My Own Two Feet picks right up where Yamhill ends, with Beverly on the bus to her new life in California.  It's the middle of the Depression, but California is better off economically, and Beverly is finally out from under her mother's thumb.  In many ways this volume is easier to read than the first, consisting of a whirlwind of friends, dates and studies.  She describes living in San Francisco while the Golden Gate and Bay bridges were being built, being courted by Clarence Cleary and how her English teachers gave her writing advice that stayed with her and later helped guide her stories.  
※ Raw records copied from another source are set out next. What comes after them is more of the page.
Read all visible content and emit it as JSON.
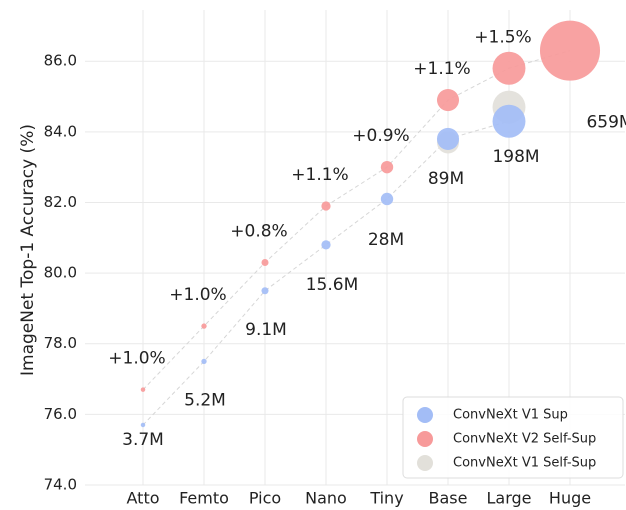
{
  "chart_data": {
    "type": "bubble",
    "y_label": "ImageNet Top-1 Accuracy (%)",
    "categories": [
      "Atto",
      "Femto",
      "Pico",
      "Nano",
      "Tiny",
      "Base",
      "Large",
      "Huge"
    ],
    "sizes": [
      3.7,
      5.2,
      9.1,
      15.6,
      28,
      89,
      198,
      659
    ],
    "size_labels": [
      "3.7M",
      "5.2M",
      "9.1M",
      "15.6M",
      "28M",
      "89M",
      "198M",
      "659M"
    ],
    "gain_labels": [
      "+1.0%",
      "+1.0%",
      "+0.8%",
      "+1.1%",
      "+0.9%",
      "+1.1%",
      "+1.5%",
      null
    ],
    "series": [
      {
        "name": "ConvNeXt V1 Sup",
        "color": "#a3bdf6",
        "values": [
          75.7,
          77.5,
          79.5,
          80.8,
          82.1,
          83.8,
          84.3,
          null
        ],
        "connected": true
      },
      {
        "name": "ConvNeXt V2 Self-Sup",
        "color": "#f79a9a",
        "values": [
          76.7,
          78.5,
          80.3,
          81.9,
          83.0,
          84.9,
          85.8,
          86.3
        ],
        "connected": true
      },
      {
        "name": "ConvNeXt V1 Self-Sup",
        "color": "#e2e0da",
        "values": [
          null,
          null,
          null,
          null,
          null,
          83.7,
          84.7,
          null
        ],
        "connected": false
      }
    ],
    "ylim": [
      74,
      87.45
    ],
    "yticks": [
      {
        "value": 74,
        "label": "74.0"
      },
      {
        "value": 76,
        "label": "76.0"
      },
      {
        "value": 78,
        "label": "78.0"
      },
      {
        "value": 80,
        "label": "80.0"
      },
      {
        "value": 82,
        "label": "82.0"
      },
      {
        "value": 84,
        "label": "84.0"
      },
      {
        "value": 86,
        "label": "86.0"
      }
    ],
    "grid": true,
    "legend": "lower right"
  }
}
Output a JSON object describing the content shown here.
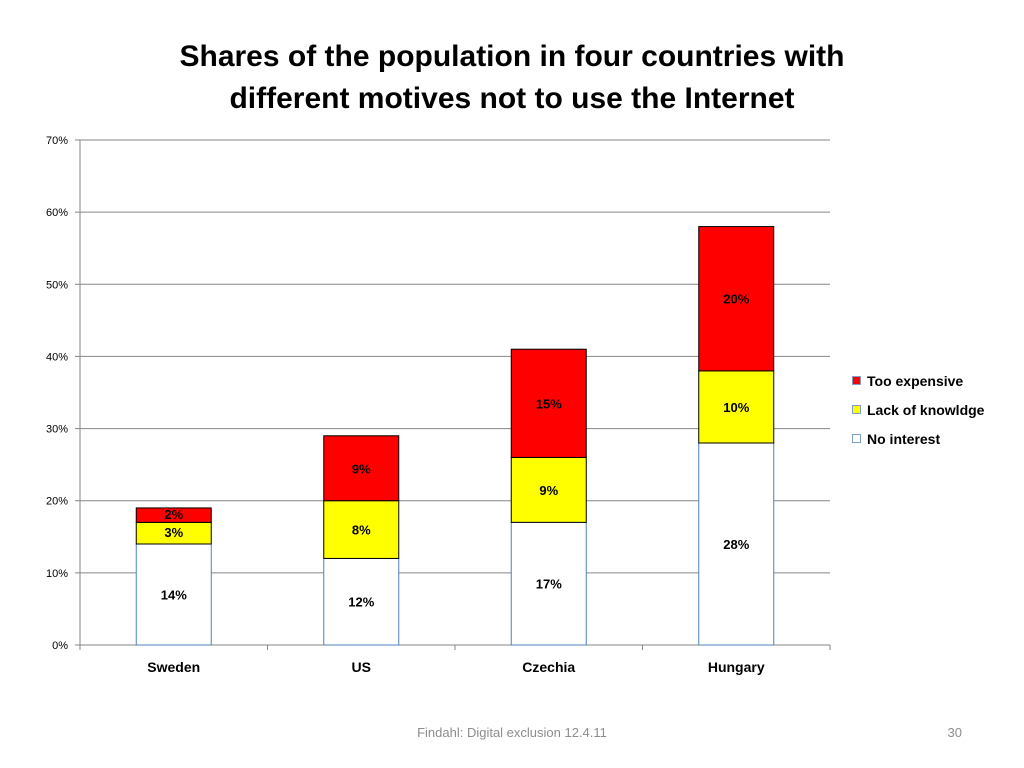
{
  "slide": {
    "title_line1": "Shares of the population in four countries with",
    "title_line2": "different motives not to use the Internet",
    "footer": "Findahl: Digital exclusion 12.4.11",
    "page_number": "30"
  },
  "chart_data": {
    "type": "bar",
    "stacked": true,
    "categories": [
      "Sweden",
      "US",
      "Czechia",
      "Hungary"
    ],
    "series": [
      {
        "name": "No interest",
        "values": [
          14,
          12,
          17,
          28
        ],
        "color": "#ffffff",
        "labels": [
          "14%",
          "12%",
          "17%",
          "28%"
        ]
      },
      {
        "name": "Lack of knowldge",
        "values": [
          3,
          8,
          9,
          10
        ],
        "color": "#ffff00",
        "labels": [
          "3%",
          "8%",
          "9%",
          "10%"
        ]
      },
      {
        "name": "Too expensive",
        "values": [
          2,
          9,
          15,
          20
        ],
        "color": "#ff0000",
        "labels": [
          "2%",
          "9%",
          "15%",
          "20%"
        ]
      }
    ],
    "ylim": [
      0,
      70
    ],
    "yticks": [
      0,
      10,
      20,
      30,
      40,
      50,
      60,
      70
    ],
    "ytick_labels": [
      "0%",
      "10%",
      "20%",
      "30%",
      "40%",
      "50%",
      "60%",
      "70%"
    ],
    "legend_position": "right",
    "grid": true
  }
}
Her library school experience was interesting to read about, especially as I couldn't help comparing it to my own almost 70 years later.  Some of it was familiar, some not so much - a teacher actually gave her a C even though she'd earned A's, because she didn't like the look on Beverly's face!  It's clear she loved her time working in children's departments, where the requests for books about "kids like us" would eventually lead her to write Henry Huggins.  Through the war, she served as a librarian on an army base and later a military hospital, where she had a front-row seat of the action taking place on the Pacific front.  In 1949, she finally settled down to write and the story ends with the successful publication of Henry Huggins.

Because it's a biography, the narrative doesn't flow quite like it would in fiction, and her breaking out from under her mother's thumb is a long, drawn-out process with a lot of frustrating setbacks.  Still, these books are fascinating glimpses into a fascinating few decades of American history, from the perspective of an (extra)ordinary woman's life.